Willie scanned his companion's face earnestly.

”Finally, after runnin' the collection over, it kinder come down to a choice between caramels or chocolates. Even then I still stood firm for the caramel, there bein' no way of makin' sure what I'd get inside the chocolate. I warn't willin' to go it blind, I told Dave. A chocolate's a sort of unknowable thing, ain't it? There's no fathomin'

it at sight. After you've got it you may be pleased to death with what's inside it an' then again you may not. So we settled mostly on caramels for Katie.

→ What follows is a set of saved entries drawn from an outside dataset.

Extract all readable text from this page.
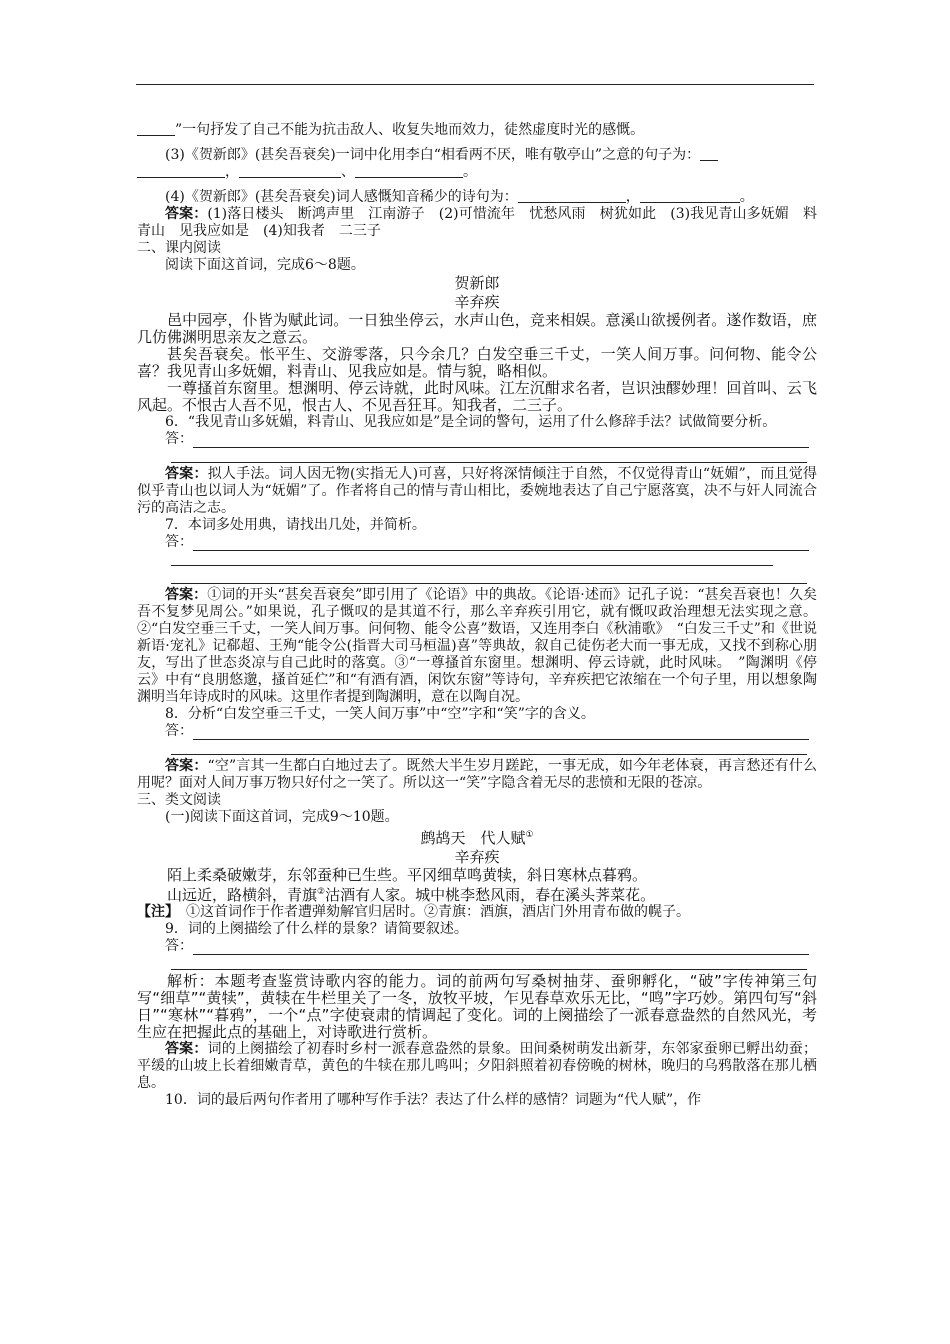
”一句抒发了自己不能为抗击敌人、收复失地而效力，徒然虚度时光的感慨。

(3)《贺新郎》(甚矣吾衰矣)一词中化用李白“相看两不厌，唯有敬亭山”之意的句子为：
，	、	。

(4)《贺新郎》(甚矣吾衰矣)词人感慨知音稀少的诗句为：	，	。

答案：(1)落日楼头　断鸿声里　江南游子　(2)可惜流年　忧愁风雨　树犹如此　(3)我见青山多妩媚　料青山　见我应如是　(4)知我者　二三子

二、课内阅读

阅读下面这首词，完成6～8题。

贺新郎

辛弃疾

邑中园亭，仆皆为赋此词。一日独坐停云，水声山色，竞来相娱。意溪山欲援例者。遂作数语，庶几仿佛渊明思亲友之意云。

甚矣吾衰矣。怅平生、交游零落，只今余几？白发空垂三千丈，一笑人间万事。问何物、能令公喜？我见青山多妩媚，料青山、见我应如是。情与貌，略相似。

一尊搔首东窗里。想渊明、停云诗就，此时风味。江左沉酣求名者，岂识浊醪妙理！回首叫、云飞风起。不恨古人吾不见，恨古人、不见吾狂耳。知我者，二三子。

6．“我见青山多妩媚，料青山、见我应如是”是全词的警句，运用了什么修辞手法？试做简要分析。

答：

答案：拟人手法。词人因无物(实指无人)可喜，只好将深情倾注于自然，不仅觉得青山“妩媚”，而且觉得似乎青山也以词人为“妩媚”了。作者将自己的情与青山相比，委婉地表达了自己宁愿落寞，决不与奸人同流合污的高洁之志。

7．本词多处用典，请找出几处，并简析。

答：

答案：①词的开头“甚矣吾衰矣”即引用了《论语》中的典故。《论语·述而》记孔子说：“甚矣吾衰也！久矣吾不复梦见周公。”如果说，孔子慨叹的是其道不行，那么辛弃疾引用它，就有慨叹政治理想无法实现之意。②“白发空垂三千丈，一笑人间万事。问何物、能令公喜”数语，又连用李白《秋浦歌》　“白发三千丈”和《世说新语·宠礼》记郗超、王殉“能令公(指晋大司马桓温)喜”等典故，叙自己徒伤老大而一事无成，又找不到称心朋友，写出了世态炎凉与自己此时的落寞。③“一尊搔首东窗里。想渊明、停云诗就，此时风味。　”陶渊明《停云》中有“良朋悠邈，搔首延伫”和“有酒有酒，闲饮东窗”等诗句，辛弃疾把它浓缩在一个句子里，用以想象陶渊明当年诗成时的风味。这里作者提到陶渊明，意在以陶自况。

8．分析“白发空垂三千丈，一笑人间万事”中“空”字和“笑”字的含义。

答：

答案：“空”言其一生都白白地过去了。既然大半生岁月蹉跎，一事无成，如今年老体衰，再言愁还有什么用呢？面对人间万事万物只好付之一笑了。所以这一“笑”字隐含着无尽的悲愤和无限的苍凉。

三、类文阅读

(一)阅读下面这首词，完成9～10题。

鹧鸪天　代人赋①

辛弃疾

陌上柔桑破嫩芽，东邻蚕种已生些。平冈细草鸣黄犊，斜日寒林点暮鸦。

山远近，路横斜，青旗②沽酒有人家。城中桃李愁风雨，春在溪头荠菜花。

【注】　①这首词作于作者遭弹劾解官归居时。②青旗：酒旗，酒店门外用青布做的幌子。

9．词的上阕描绘了什么样的景象？请简要叙述。

答：

解析：本题考查鉴赏诗歌内容的能力。词的前两句写桑树抽芽、蚕卵孵化，“破”字传神第三句写“细草”“黄犊”，黄犊在牛栏里关了一冬，放牧平坡，乍见春草欢乐无比，“鸣”字巧妙。第四句写“斜日”“寒林”“暮鸦”，一个“点”字使衰肃的情调起了变化。词的上阕描绘了一派春意盎然的自然风光，考生应在把握此点的基础上，对诗歌进行赏析。

答案：词的上阕描绘了初春时乡村一派春意盎然的景象。田间桑树萌发出新芽，东邻家蚕卵已孵出幼蚕；平缓的山坡上长着细嫩青草，黄色的牛犊在那儿鸣叫；夕阳斜照着初春傍晚的树林，晚归的乌鸦散落在那儿栖息。

10．词的最后两句作者用了哪种写作手法？表达了什么样的感情？词题为“代人赋”，作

I said to Dave comin' home it was lucky men warn't held down to one sort of candy like they are to one sort of wife, an'

he most laughed his head off. Then he asked me what kind of sweet I thought Katie was, an' I told him I reckoned she was the caramel variety, an' he said he thought so, too. We warn't fur wrong neither, for she's turned out 'bout as we figgered. Mebbe she ain't got the looks or the sparkle of the bonbons or jelly things, but she's worn almighty well, an' made Dave a splendid wife.”

”With all your excellent theories about women, I wonder you never picked out a wife for yourself, Mr. Spence,” Robert Morton remarked mischievously.

”Me get married?” questioned Willie, staring at the speaker open-eyed over the top of his spectacles.